Karma Khazi announces venue for London Sh!t Show

GUERILLA Artist, Karma Khazi has announced the venue for his January multimedia exhibition, Sh!t Show, which celebrates the art of toilet graffiti. 

The artist will take over the space at 133 Bethnal Green Road - in the graffiti hotspot of Shoreditch - for four days to showcase his ambitious collection of nearly 100 pieces inspired by the messages he found during a 250-pub crawl. 

The centrepiece of the show will be a single, black door with 63 pieces of graffiti, all pulled from different toilet cubicles and each with their own unique view on the world. 

Other pieces in the show include 63 individual canvases reflecting the graffiti’s messages, fibreglass pub signs and other sculptures and art to bring the collection close to 100 pieces in total. 

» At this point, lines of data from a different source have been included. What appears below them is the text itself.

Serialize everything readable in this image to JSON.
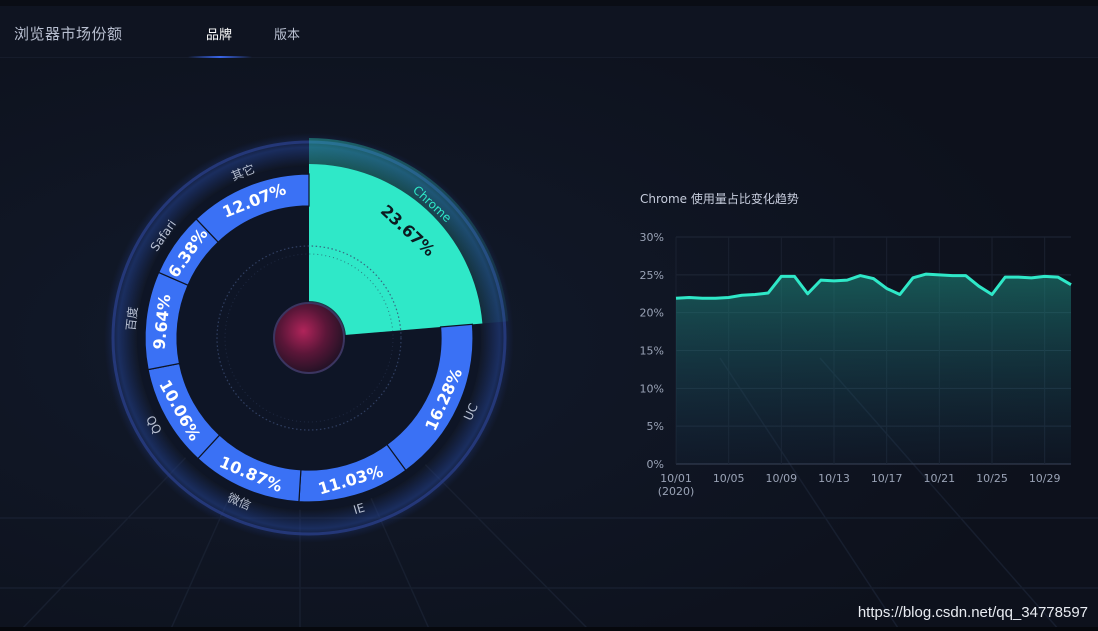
{
  "header": {
    "title": "浏览器市场份额",
    "tabs": [
      {
        "label": "品牌",
        "active": true
      },
      {
        "label": "版本",
        "active": false
      }
    ]
  },
  "colors": {
    "accent": "#2fe8c8",
    "segment": "#3a71f5",
    "background": "#0d111c",
    "tab_underline": "#3e6eff"
  },
  "chart_data": [
    {
      "type": "pie",
      "categories": [
        "Chrome",
        "UC",
        "IE",
        "微信",
        "QQ",
        "百度",
        "Safari",
        "其它"
      ],
      "values": [
        23.67,
        16.28,
        11.03,
        10.87,
        10.06,
        9.64,
        6.38,
        12.07
      ],
      "value_labels": [
        "23.67%",
        "16.28%",
        "11.03%",
        "10.87%",
        "10.06%",
        "9.64%",
        "6.38%",
        "12.07%"
      ],
      "highlighted": "Chrome"
    },
    {
      "type": "area",
      "title": "Chrome 使用量占比变化趋势",
      "x": [
        "10/01",
        "10/02",
        "10/03",
        "10/04",
        "10/05",
        "10/06",
        "10/07",
        "10/08",
        "10/09",
        "10/10",
        "10/11",
        "10/12",
        "10/13",
        "10/14",
        "10/15",
        "10/16",
        "10/17",
        "10/18",
        "10/19",
        "10/20",
        "10/21",
        "10/22",
        "10/23",
        "10/24",
        "10/25",
        "10/26",
        "10/27",
        "10/28",
        "10/29",
        "10/30",
        "10/31"
      ],
      "x_tick_labels": [
        "10/01",
        "10/05",
        "10/09",
        "10/13",
        "10/17",
        "10/21",
        "10/25",
        "10/29"
      ],
      "x_year_label": "(2020)",
      "series": [
        {
          "values": [
            21.9,
            22.0,
            21.9,
            21.9,
            22.0,
            22.3,
            22.4,
            22.6,
            24.8,
            24.8,
            22.5,
            24.3,
            24.2,
            24.3,
            24.9,
            24.5,
            23.2,
            22.4,
            24.6,
            25.1,
            25.0,
            24.9,
            24.9,
            23.5,
            22.4,
            24.7,
            24.7,
            24.6,
            24.8,
            24.7,
            23.7
          ]
        }
      ],
      "yticks": [
        "0%",
        "5%",
        "10%",
        "15%",
        "20%",
        "25%",
        "30%"
      ],
      "ylim": [
        0,
        30
      ],
      "grid": true
    }
  ],
  "watermark": "https://blog.csdn.net/qq_34778597"
}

The show will extend beyond physical art - music created at Courtyard Studios (Radiohead, Gaz Coombes, The Stranglers) and mixed at the legendary Abbey Road will soundtrack the exhibition, and a short film by double-BAFTA winning filmmaker Lee Phillips sheds light on the work and its origins. 

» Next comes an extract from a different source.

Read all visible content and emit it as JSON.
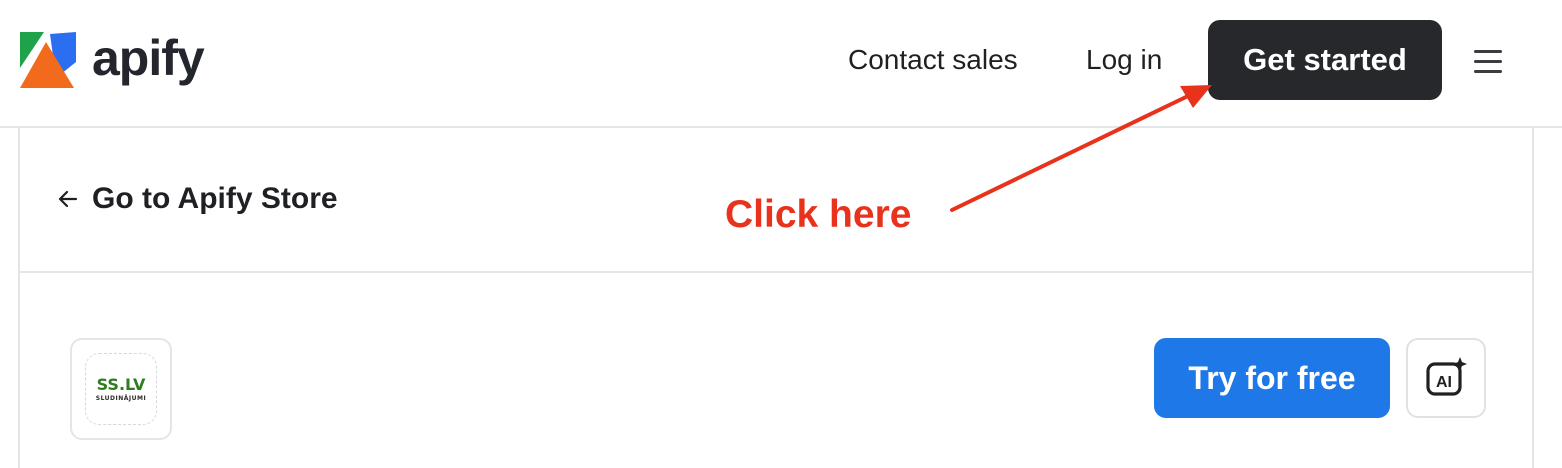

It is an idea borne of the modern age, when debates over free speech and cancel culture pervade, and we have an unprecedented audience for our opinions. 

The artist will host a private, VIP viewing on the evening of January 25, before throwing open the doors of the exhibition to the public from January 26 -28 . 

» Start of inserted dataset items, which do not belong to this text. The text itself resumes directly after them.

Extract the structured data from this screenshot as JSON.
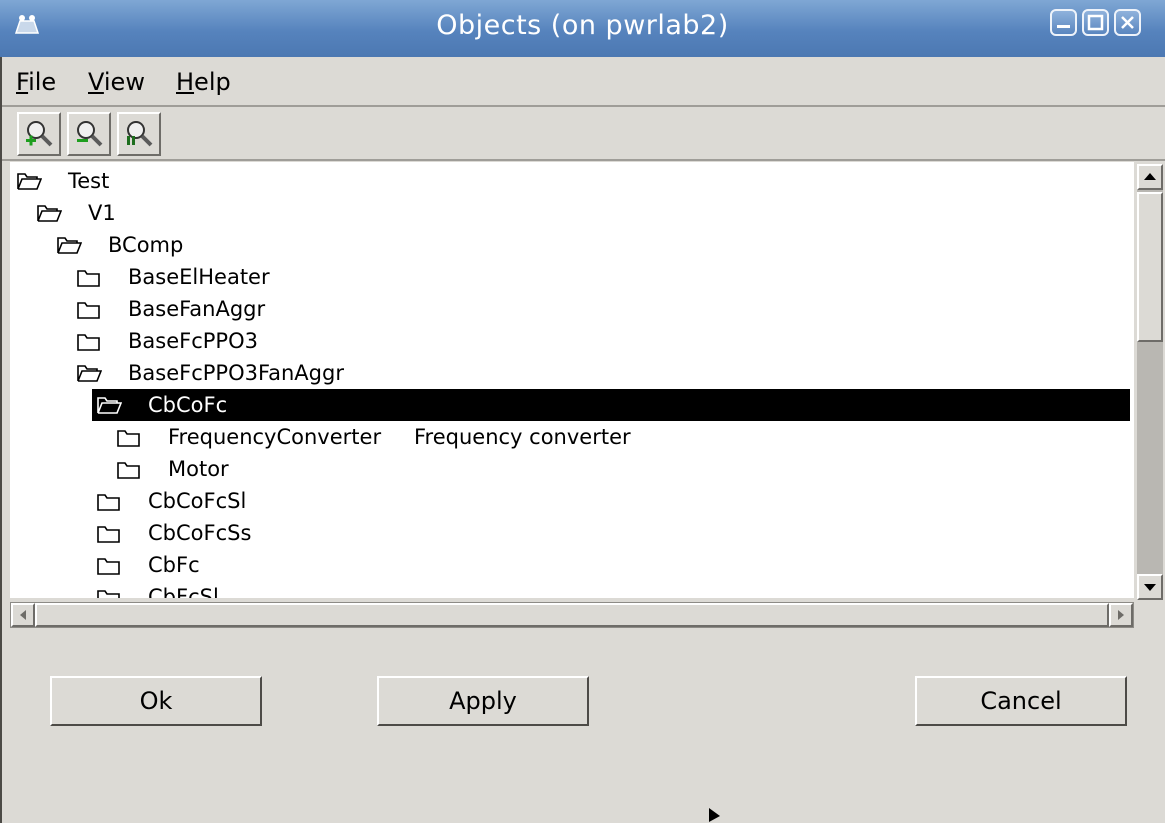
{
  "window": {
    "title": "Objects (on pwrlab2)",
    "controls": [
      "minimize-icon",
      "maximize-icon",
      "close-icon"
    ],
    "title_bar_color": "#5683bd"
  },
  "menu": {
    "items": [
      {
        "mnemonic": "F",
        "rest": "ile"
      },
      {
        "mnemonic": "V",
        "rest": "iew"
      },
      {
        "mnemonic": "H",
        "rest": "elp"
      }
    ]
  },
  "toolbar": {
    "buttons": [
      "zoom-in-icon",
      "zoom-out-icon",
      "zoom-reset-icon"
    ]
  },
  "tree": {
    "rows": [
      {
        "label": "Test",
        "desc": "",
        "expanded": true,
        "selected": false
      },
      {
        "label": "V1",
        "desc": "",
        "expanded": true,
        "selected": false
      },
      {
        "label": "BComp",
        "desc": "",
        "expanded": true,
        "selected": false
      },
      {
        "label": "BaseElHeater",
        "desc": "",
        "expanded": false,
        "selected": false
      },
      {
        "label": "BaseFanAggr",
        "desc": "",
        "expanded": false,
        "selected": false
      },
      {
        "label": "BaseFcPPO3",
        "desc": "",
        "expanded": false,
        "selected": false
      },
      {
        "label": "BaseFcPPO3FanAggr",
        "desc": "",
        "expanded": true,
        "selected": false
      },
      {
        "label": "CbCoFc",
        "desc": "",
        "expanded": true,
        "selected": true
      },
      {
        "label": "FrequencyConverter",
        "desc": "Frequency converter",
        "expanded": false,
        "selected": false
      },
      {
        "label": "Motor",
        "desc": "",
        "expanded": false,
        "selected": false
      },
      {
        "label": "CbCoFcSl",
        "desc": "",
        "expanded": false,
        "selected": false
      },
      {
        "label": "CbCoFcSs",
        "desc": "",
        "expanded": false,
        "selected": false
      },
      {
        "label": "CbFc",
        "desc": "",
        "expanded": false,
        "selected": false
      },
      {
        "label": "CbFcSl",
        "desc": "",
        "expanded": false,
        "selected": false
      }
    ]
  },
  "buttons": {
    "ok": "Ok",
    "apply": "Apply",
    "cancel": "Cancel"
  }
}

Speaking of the forthcoming show, Karma Khazi says: “I always felt as though Shoreditch was the spiritual home of Sh!t Show. It’s a place where graffiti is a huge part of the culture and it seemed like the perfect place to celebrate the work of anonymous graffiti artists from all over the capital.” 

The artist will welcome the public for free from January 26-28, even inviting them to create their own contributions to the show, with special areas set aside for guests to add their own, anonymous messages, drawings and slogans, which will then form part of the collection. 

The show promises to celebrate what Karma Khazi calls the “purest form of expression.” 

“You’re in this private realm and it’s the one place where anything goes,” he says. “You can say what you want without being conscious of a backlash. Those marks that people leave behind are typically somebody’s most impulsive expression.” 

“It’s kind of the final frontier of free speech. Even with social media, it’s not that easy to just say what’s on your mind any more. Something you said 10 years ago can be brought back up and you'll get into trouble for it, and suddenly you have to apologise and go back and delete everything.”

“When you go into these cubicles, you sit down on the toilet; you look at the back of the toilet door and you see all the social commentary people have written. 

"I’ve always wanted to make a conceptual exhibition based on the back of toilets doors. It’s like the original social media.” 

Sh!t Show London is a hyper-local dissection of the population's thoughts; a view into the unfiltered minds of the capital’s residents and visitors. But it marks only the beginning of the journey. 

“There’s a real, strong narrative about our capital city,” he says of the show. “But it’s only our capital city. After this, I’ll move to another city where their thoughts are different and their worries, anger and love will be directed somewhere else. That’s the beauty of it. We’ll go to Paris next and that show will pull back the veil on an entirely different way of thinking.”